TBH, I really wanted to give the new Ubuntu a go and seeing it was recently released as beta, I thought why not. Not only that, the WAF (Wife Acceptance Factor) was low with Fluxbox, there weren’t nice desktop icons, nor easy to access menus etc and having opera and gaim not load on startup was starting to annoy her.
I think my previous experiences with Gnome must not have been as successful as I wished as this is actually running quite nicely, none of the ‘sluggishness’ I noticed last time. I’m running it out of the box with one exception, I’ve installed the nvidia binary driver. I’m beginning to think my previous problems may have been driver related. As I left home, I had Synaptic downloading additional apps, like wine, xmms and all the 105mb of updates.

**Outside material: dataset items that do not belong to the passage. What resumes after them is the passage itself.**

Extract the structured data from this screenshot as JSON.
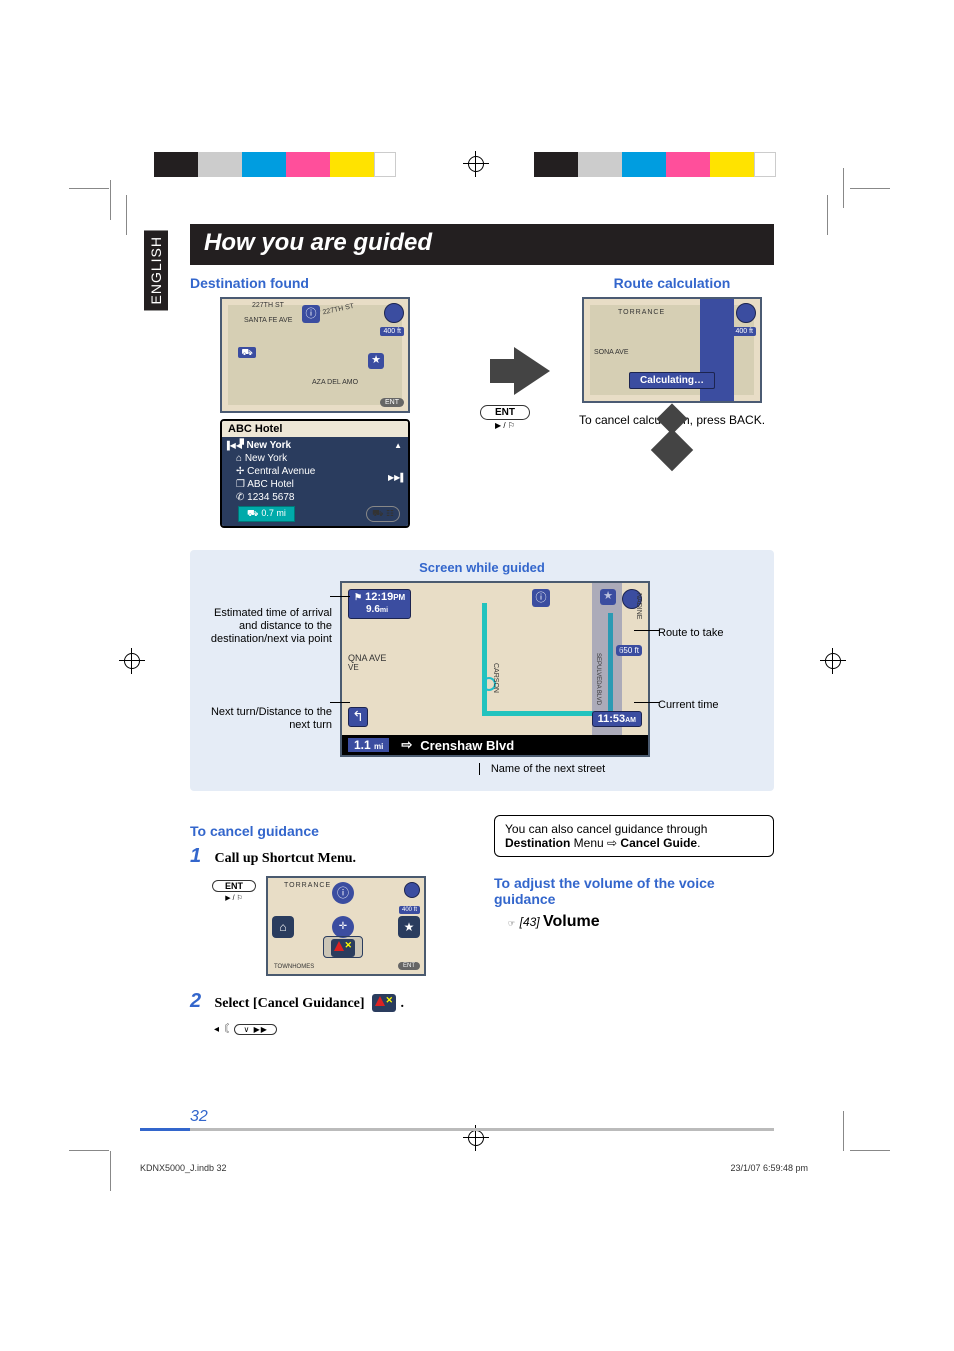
{
  "domain_tag": "Document",
  "lang_tab": "ENGLISH",
  "title": "How you are guided",
  "destination_found": {
    "heading": "Destination found",
    "map_scale": "400 ft",
    "ent_badge": "ENT",
    "panel_title": "ABC Hotel",
    "rows": [
      "New York",
      "New York",
      "Central Avenue",
      "ABC Hotel",
      "1234 5678"
    ],
    "distance_chip": "0.7 mi"
  },
  "route_calc": {
    "heading": "Route calculation",
    "map_label": "TORRANCE",
    "scale": "400 ft",
    "banner": "Calculating…",
    "cancel_hint": "To cancel calculation, press BACK."
  },
  "guided": {
    "title": "Screen while guided",
    "eta_time": "12:19",
    "eta_ampm": "PM",
    "eta_dist": "9.6",
    "eta_unit": "mi",
    "scale": "650 ft",
    "current_time": "11:53",
    "current_ampm": "AM",
    "next_dist": "1.1",
    "next_unit": "mi",
    "next_street": "Crenshaw Blvd",
    "label_eta": "Estimated time of arrival and distance to the destination/next via point",
    "label_route": "Route to take",
    "label_current": "Current time",
    "label_next": "Next turn/Distance to the next turn",
    "label_street": "Name of the next street",
    "map_street1": "QNA",
    "map_street2": "AVE",
    "map_street_side": "NADINE",
    "map_street_carson": "CARSON",
    "map_street_sepulveda": "SEPULVEDA BLVD"
  },
  "cancel": {
    "heading": "To cancel guidance",
    "step1": "Call up Shortcut Menu.",
    "step1_num": "1",
    "step2_num": "2",
    "step2": "Select [Cancel Guidance]",
    "ent": "ENT",
    "shortcut_map_label": "TORRANCE",
    "shortcut_bottom": "TOWNHOMES",
    "shortcut_ent": "ENT"
  },
  "side": {
    "note_pre": "You can also cancel guidance through",
    "note_menu1": "Destination",
    "note_menu_mid": " Menu ⇨ ",
    "note_menu2": "Cancel Guide",
    "vol_heading": "To adjust the volume of the voice guidance",
    "vol_link_icon": "☞",
    "vol_link_num": "[43]",
    "vol_link_word": "Volume"
  },
  "page_number": "32",
  "footer_left": "KDNX5000_J.indb   32",
  "footer_right": "23/1/07   6:59:48 pm",
  "icons": {
    "north": "N",
    "play": "▶",
    "prev": "▐◀◀",
    "next": "▶▶▌",
    "star": "★",
    "car": "⛟",
    "flag": "⚑",
    "info": "ⓘ",
    "home": "⌂",
    "tel": "✆",
    "arrow_right": "⇨",
    "down_next": "∨ ▶▶"
  }
}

After using it for 2minutes though there is one feature I miss that’s in both Fluxbox and E17, the mouse-driven menus. TBH I’m not sure what it’s actually called, but you know the one where you click the desktop and get the system menu? Anyone knows how to get this under gnome I’d be appreciative. I will look, but got to get everything else working first!
It’s time to go play .. err I mean use it.